Accueil / Bourse / Les Quatre sorcières ont survolé la Bourse de Paris

Les Quatre sorcières ont survolé la Bourse de Paris

Les Quatre sorcières ont survolé la Bourse de Paris

En cette journée des Quatre sorcières, le Cac 40 a pris quelques fractions dans un énorme volume de transactions, atteignant 7,6 milliards d’euros. Les banques ont cédé du terrain, Sanofi aussi. LVMH signe un nouveau record.

Qui a joué un tour à la Bourse de Paris ? Et propulsé les volumes de transaction à des niveaux astronomiques ? Réponse : les Quatre sorcières. Ce phénomène technique, qui se produit tous les troisièmes vendredis des mois de mars, juin, septembre et décembre, est synonyme d’arrivée à échéance des contrats sur futures et options en Europe et aux Etats-Unis et donc de volatilité et gros volumes.

A Paris, un pic a été observé à la mi-séance, où le Cac 40, jusqu’alors endormi, s’est brusquement réveillé pour gagner près de 0,8 %. Le volume d’affaires a fait une poussée à plus de 3 milliards d’euros. Sur l’ensemble de la séance, le volume de transactions s’élève à 7,6 milliards, un niveau que l’on n’avait plus observé depuis le 24 juin, lendemain du référendum sur le Brexit.

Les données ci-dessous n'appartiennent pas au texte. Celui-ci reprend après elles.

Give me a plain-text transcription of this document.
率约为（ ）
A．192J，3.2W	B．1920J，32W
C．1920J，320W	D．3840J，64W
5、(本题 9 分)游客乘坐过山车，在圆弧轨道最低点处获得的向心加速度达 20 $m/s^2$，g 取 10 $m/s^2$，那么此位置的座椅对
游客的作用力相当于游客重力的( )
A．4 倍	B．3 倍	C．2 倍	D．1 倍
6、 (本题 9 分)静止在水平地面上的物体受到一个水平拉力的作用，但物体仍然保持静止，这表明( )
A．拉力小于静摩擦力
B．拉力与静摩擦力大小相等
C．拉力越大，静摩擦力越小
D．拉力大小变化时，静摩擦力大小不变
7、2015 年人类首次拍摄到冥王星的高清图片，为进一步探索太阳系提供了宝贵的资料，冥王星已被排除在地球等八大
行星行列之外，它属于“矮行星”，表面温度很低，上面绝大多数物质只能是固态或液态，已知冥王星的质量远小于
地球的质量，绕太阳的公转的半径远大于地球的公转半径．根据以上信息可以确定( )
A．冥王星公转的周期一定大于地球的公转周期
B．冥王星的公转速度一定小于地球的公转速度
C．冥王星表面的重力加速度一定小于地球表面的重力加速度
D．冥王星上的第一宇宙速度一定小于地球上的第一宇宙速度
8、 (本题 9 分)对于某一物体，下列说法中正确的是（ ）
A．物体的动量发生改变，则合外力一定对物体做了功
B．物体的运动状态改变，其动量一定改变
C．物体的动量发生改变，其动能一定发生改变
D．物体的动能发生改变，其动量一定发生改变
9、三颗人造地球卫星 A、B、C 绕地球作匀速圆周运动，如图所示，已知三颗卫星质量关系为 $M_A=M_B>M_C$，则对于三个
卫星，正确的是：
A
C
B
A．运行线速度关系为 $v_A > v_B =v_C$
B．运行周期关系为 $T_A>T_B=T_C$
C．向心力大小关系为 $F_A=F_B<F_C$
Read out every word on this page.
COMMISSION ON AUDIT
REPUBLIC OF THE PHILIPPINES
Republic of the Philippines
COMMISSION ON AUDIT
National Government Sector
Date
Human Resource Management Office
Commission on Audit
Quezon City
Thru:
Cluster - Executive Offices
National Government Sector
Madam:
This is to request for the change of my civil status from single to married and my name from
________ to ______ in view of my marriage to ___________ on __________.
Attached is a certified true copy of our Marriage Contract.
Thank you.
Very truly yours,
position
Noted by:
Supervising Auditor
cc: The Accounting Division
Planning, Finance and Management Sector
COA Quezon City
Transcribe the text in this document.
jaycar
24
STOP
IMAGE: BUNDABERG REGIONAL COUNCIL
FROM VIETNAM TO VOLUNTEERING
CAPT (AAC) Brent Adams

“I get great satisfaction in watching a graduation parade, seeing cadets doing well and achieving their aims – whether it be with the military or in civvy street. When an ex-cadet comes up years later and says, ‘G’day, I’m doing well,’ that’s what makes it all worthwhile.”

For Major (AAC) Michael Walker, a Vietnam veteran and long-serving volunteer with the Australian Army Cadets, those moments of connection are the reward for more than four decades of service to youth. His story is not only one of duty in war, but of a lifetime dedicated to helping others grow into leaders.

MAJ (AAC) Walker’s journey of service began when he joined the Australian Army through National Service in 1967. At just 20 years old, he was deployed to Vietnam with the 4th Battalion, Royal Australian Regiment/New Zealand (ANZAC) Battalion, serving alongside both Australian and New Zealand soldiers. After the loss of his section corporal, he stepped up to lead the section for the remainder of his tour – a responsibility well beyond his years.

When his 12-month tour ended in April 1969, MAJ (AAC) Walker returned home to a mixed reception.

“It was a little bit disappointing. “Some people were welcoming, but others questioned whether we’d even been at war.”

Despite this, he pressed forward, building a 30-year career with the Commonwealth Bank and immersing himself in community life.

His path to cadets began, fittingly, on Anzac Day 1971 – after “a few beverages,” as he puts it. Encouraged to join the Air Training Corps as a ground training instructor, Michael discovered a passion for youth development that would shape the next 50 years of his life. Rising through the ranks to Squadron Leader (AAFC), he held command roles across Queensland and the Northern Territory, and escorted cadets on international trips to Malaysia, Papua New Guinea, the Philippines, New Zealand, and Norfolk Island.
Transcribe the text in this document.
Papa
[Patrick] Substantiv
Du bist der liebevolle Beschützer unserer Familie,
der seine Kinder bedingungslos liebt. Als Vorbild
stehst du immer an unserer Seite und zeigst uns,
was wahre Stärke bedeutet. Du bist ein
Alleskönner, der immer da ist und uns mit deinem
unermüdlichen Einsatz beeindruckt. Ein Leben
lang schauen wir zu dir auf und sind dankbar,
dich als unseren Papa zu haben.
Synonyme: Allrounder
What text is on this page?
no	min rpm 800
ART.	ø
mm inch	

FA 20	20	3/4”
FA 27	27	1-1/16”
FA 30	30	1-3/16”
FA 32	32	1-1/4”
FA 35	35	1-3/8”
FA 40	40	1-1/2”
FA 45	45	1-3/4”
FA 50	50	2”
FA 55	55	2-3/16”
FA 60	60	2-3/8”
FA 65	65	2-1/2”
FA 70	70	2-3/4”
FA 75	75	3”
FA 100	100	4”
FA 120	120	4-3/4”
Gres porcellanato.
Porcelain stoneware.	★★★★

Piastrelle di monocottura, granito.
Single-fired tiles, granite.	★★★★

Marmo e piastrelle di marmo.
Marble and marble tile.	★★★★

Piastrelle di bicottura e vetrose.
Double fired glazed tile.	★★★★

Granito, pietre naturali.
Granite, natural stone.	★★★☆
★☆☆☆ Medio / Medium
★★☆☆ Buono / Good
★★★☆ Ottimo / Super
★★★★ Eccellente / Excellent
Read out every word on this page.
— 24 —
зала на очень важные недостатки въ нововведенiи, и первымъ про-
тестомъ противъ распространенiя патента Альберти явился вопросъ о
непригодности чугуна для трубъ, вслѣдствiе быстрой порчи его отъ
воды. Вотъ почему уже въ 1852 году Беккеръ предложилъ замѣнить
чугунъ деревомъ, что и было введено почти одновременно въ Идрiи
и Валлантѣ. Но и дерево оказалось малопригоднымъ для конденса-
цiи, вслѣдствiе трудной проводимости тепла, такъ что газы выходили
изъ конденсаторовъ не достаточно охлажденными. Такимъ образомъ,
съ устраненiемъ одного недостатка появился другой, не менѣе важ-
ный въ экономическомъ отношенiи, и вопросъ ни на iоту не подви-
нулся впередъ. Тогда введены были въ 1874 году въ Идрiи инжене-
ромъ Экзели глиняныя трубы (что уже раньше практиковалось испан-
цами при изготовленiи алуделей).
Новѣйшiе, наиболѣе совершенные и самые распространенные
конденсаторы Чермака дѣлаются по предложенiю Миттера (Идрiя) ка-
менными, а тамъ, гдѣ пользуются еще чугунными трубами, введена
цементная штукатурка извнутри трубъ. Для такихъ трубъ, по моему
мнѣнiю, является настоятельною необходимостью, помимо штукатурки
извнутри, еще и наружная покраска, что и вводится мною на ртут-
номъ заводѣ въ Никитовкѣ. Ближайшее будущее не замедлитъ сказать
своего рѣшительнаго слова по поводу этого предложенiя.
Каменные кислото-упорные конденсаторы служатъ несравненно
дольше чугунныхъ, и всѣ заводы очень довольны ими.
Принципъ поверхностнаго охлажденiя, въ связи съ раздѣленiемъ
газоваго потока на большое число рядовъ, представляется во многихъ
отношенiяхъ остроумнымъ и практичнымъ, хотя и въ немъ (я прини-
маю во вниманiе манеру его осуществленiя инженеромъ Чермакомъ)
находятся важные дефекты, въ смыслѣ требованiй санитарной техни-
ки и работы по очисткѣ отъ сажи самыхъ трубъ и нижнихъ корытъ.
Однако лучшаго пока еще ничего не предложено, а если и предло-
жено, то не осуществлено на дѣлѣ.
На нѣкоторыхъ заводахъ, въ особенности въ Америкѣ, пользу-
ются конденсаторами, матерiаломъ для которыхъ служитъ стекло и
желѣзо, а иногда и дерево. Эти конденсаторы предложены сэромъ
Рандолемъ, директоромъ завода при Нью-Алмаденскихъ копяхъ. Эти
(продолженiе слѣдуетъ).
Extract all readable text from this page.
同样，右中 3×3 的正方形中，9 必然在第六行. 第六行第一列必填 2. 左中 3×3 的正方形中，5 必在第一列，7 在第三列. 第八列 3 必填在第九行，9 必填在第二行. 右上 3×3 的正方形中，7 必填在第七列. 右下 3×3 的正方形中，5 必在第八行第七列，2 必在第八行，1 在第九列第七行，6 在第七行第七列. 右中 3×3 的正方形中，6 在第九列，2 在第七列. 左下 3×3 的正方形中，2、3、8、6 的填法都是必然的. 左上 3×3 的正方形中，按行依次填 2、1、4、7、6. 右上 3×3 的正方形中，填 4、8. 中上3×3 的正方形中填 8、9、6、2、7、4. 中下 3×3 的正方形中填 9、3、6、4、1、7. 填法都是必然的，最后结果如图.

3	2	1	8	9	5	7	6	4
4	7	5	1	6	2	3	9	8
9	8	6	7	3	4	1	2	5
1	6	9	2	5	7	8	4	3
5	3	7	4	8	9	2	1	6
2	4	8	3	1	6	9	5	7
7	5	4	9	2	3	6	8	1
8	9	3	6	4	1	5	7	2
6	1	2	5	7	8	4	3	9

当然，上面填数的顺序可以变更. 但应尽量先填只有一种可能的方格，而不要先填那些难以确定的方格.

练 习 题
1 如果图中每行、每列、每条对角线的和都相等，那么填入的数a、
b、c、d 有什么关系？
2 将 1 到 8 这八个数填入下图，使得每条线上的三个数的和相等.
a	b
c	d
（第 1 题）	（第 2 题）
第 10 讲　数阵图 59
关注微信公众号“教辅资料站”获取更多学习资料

L'effet des « Quatre sorcières » à la mi-séance.

 L’effet des « Quatre sorcières » à la mi-séance.

Le Cac 40 affiche, au final, un maigre gain de 0,29 %, à 4.833,27 points. A Francfort et à Londres, le Dax et le Footsie gagnent aussi un peu de terrain (+0,33 % et + 0,18 %), tandis que le Dow Jones (+ 0,09%) piétine outre-Atlantique. Passée la réunion de la Réserve fédérale américaine, les rendez-vous se font plus rares, notamment ceux susceptibles d’avoir une incidence forte sur les marchés d’actions. Ainsi, ce vendredi, l’actualité s’est réduite aux chiffres immobiliers de novembre aux Etats-Unis. Après leur envolée de 25,5 % en octobre, les mises en chantier ont rechuté de 18,7 %, à 1.090.000 en rythme annualisé, tandis que les permis de construire se sont repliés de 4,7 % à 1.201.000.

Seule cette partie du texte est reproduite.